Despite the monthly slowdown, however, national property prices are still up 7.8 per cent from 12 months prior, with Adelaide, Canberra, Darwin and Hobart posting double-digit growth in this period.
Over the month of April, the trend of house prices outperforming unit prices continued amid a demand for greater space as COVID forces people to spend more time at home.
“A preference shift away from higher density housing during a global pandemic is understandable; however, a rise in flexible working arrangements also seems to be supporting greater demand for houses around the outer-fringes of capital cities,” said Lawless.
“Relatively weak investor activity, compounded by a supply overhang in some high-rise precincts, is also dampening price growth in unit markets.”
In the meantime, it’s still a vendor's market in Australia as auction clearance rates remained above 70 per cent during April, Lawless said.
The number of new listings added to the market are also “well above average”, but overall stock levels are staying low amid high demand.

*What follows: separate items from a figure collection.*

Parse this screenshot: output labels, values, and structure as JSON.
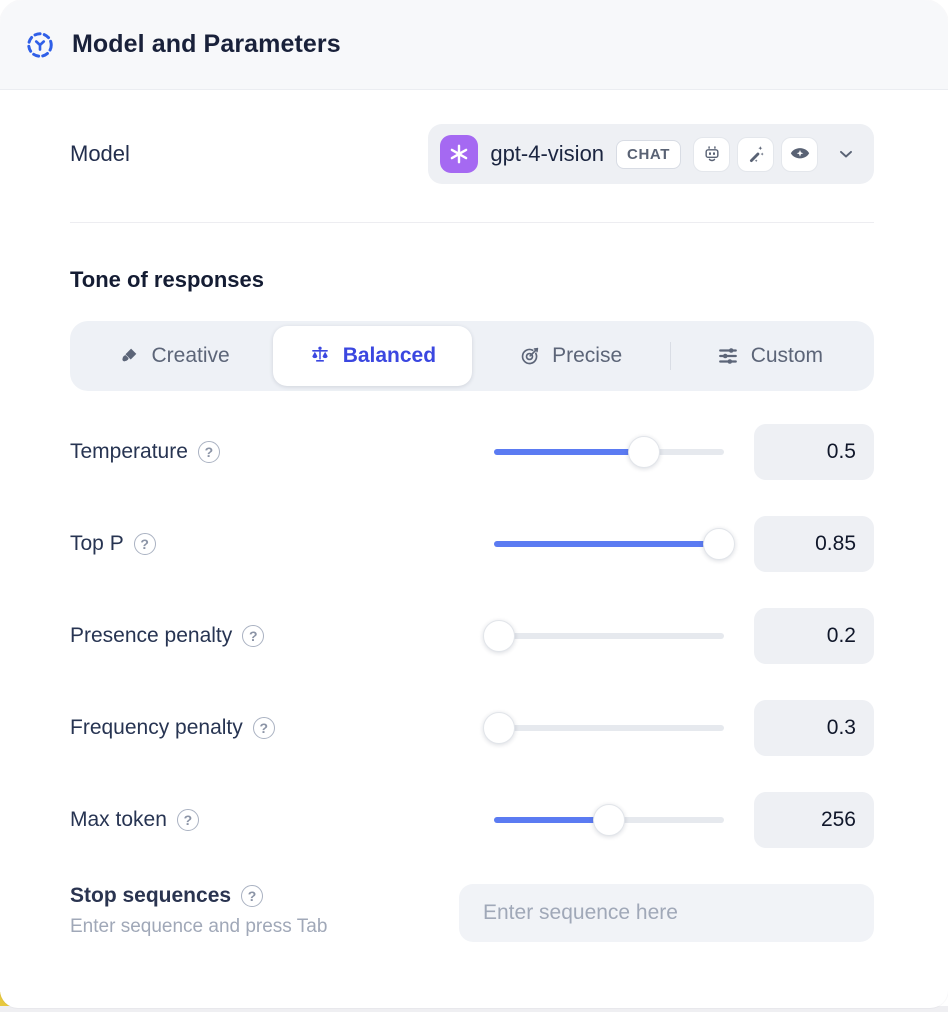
{
  "header": {
    "title": "Model and Parameters",
    "icon": "model-scope-icon"
  },
  "model": {
    "label": "Model",
    "selected": {
      "name": "gpt-4-vision",
      "provider_icon": "openai-logo",
      "type_badge": "CHAT",
      "capability_icons": [
        "robot-icon",
        "magic-wand-icon",
        "vision-eye-icon"
      ]
    },
    "chevron_icon": "chevron-down-icon"
  },
  "tone": {
    "heading": "Tone of responses",
    "tabs": [
      {
        "label": "Creative",
        "icon": "paintbrush-icon",
        "selected": false
      },
      {
        "label": "Balanced",
        "icon": "balance-scale-icon",
        "selected": true
      },
      {
        "label": "Precise",
        "icon": "target-icon",
        "selected": false
      },
      {
        "label": "Custom",
        "icon": "sliders-icon",
        "selected": false
      }
    ]
  },
  "help_icon_glyph": "?",
  "parameters": [
    {
      "label": "Temperature",
      "value": "0.5",
      "fill_pct": 65
    },
    {
      "label": "Top P",
      "value": "0.85",
      "fill_pct": 98
    },
    {
      "label": "Presence penalty",
      "value": "0.2",
      "fill_pct": 2
    },
    {
      "label": "Frequency penalty",
      "value": "0.3",
      "fill_pct": 2
    },
    {
      "label": "Max token",
      "value": "256",
      "fill_pct": 50
    }
  ],
  "stop_sequences": {
    "label": "Stop sequences",
    "hint": "Enter sequence and press Tab",
    "placeholder": "Enter sequence here"
  },
  "colors": {
    "accent_blue": "#2f5fe8",
    "selected_tab_blue": "#3b47e0",
    "slider_blue": "#5b7bf2",
    "provider_purple": "#a569f2"
  }
}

“Total advertised stock levels were 25 per cent below the five year average in late April. Such low total listing numbers, at a time when new listings are above average, reflects the strength of buyer demand, fuelling the current rapid rate of absorption,” Lawless said.
“Prospective vendors are likely becoming more motivated to test the market thanks to such strong selling conditions as well as housing prices pushing to new record highs in most areas.”
Property price peak is nearing: Experts
Lawless’ comments add to growing sentiment among economists that the boiling property market is slowing down.
“Price growth is expected to slow from here and there are four main reasons: sellers will return, affordability will start to bite (particularly for first homebuyers), macro prudential policies will be introduced, and oversupply may become an issue,” said Westpac senior economist Matthew Hassan.
We’re already seeing evidence of the first and second factor, but this won’t end the ‘boom’, he added.
“That is only likely to happen some time down the track once other elements come into play: an expected lift in investor activity and a subsequent tightening in prudential policy by regulators.”
Ultimately, the “red-hot” pace of growth we saw in the beginning of 2021 won’t continue as affordability pressures and prudential measures bite.
In a note, AMP Capital chief economist Shane Oliver said Australia’s bullish property market would continue through to next year, with prices forecast to rise a further 15 per cent by the end of 2022.
“But there are good reasons to believe that the long-term boom in Australian property prices may be close to an end,” he said in a recent note.
Firstly, the long-term decline in interest rates – currently at 0.1 per cent – is either near or at its bottom. The next way interest rates are set to move will be up, meaning low mortgage rates will come to an end.
Secondly, the “chronic under-supply of property” is fading as immigration and home building incentives wind down.
“If population growth remains as weak as the Government is projecting over the next two years, and construction stays up, we will move into a clear oversupply. This will be healthy in terms of improving housing affordability for new buyers and renters,” said Oliver.
Finally, the pandemic-triggered shift to regional living will boost housing supply, he added.
Meanwhile, independent economist Stephen Koukoulas flagged in late March that the “sustainability” of property price growth would not remain.
“Most of the issues supporting house price growth are unlikely to still be in place at the end of 2021 and into 2022. In particular, the rise in government bond yields is a precursor to higher mortgage interest rates, at least for some fixed term loans,” he said.
“Further, there is growing pressure for APRA to impose tighter lending rules which is likely to make it harder for some borrowers to gain access to credit.
“Some of the government incentives have or will be coming to an end which could dampen the growth in first home buyer activity.”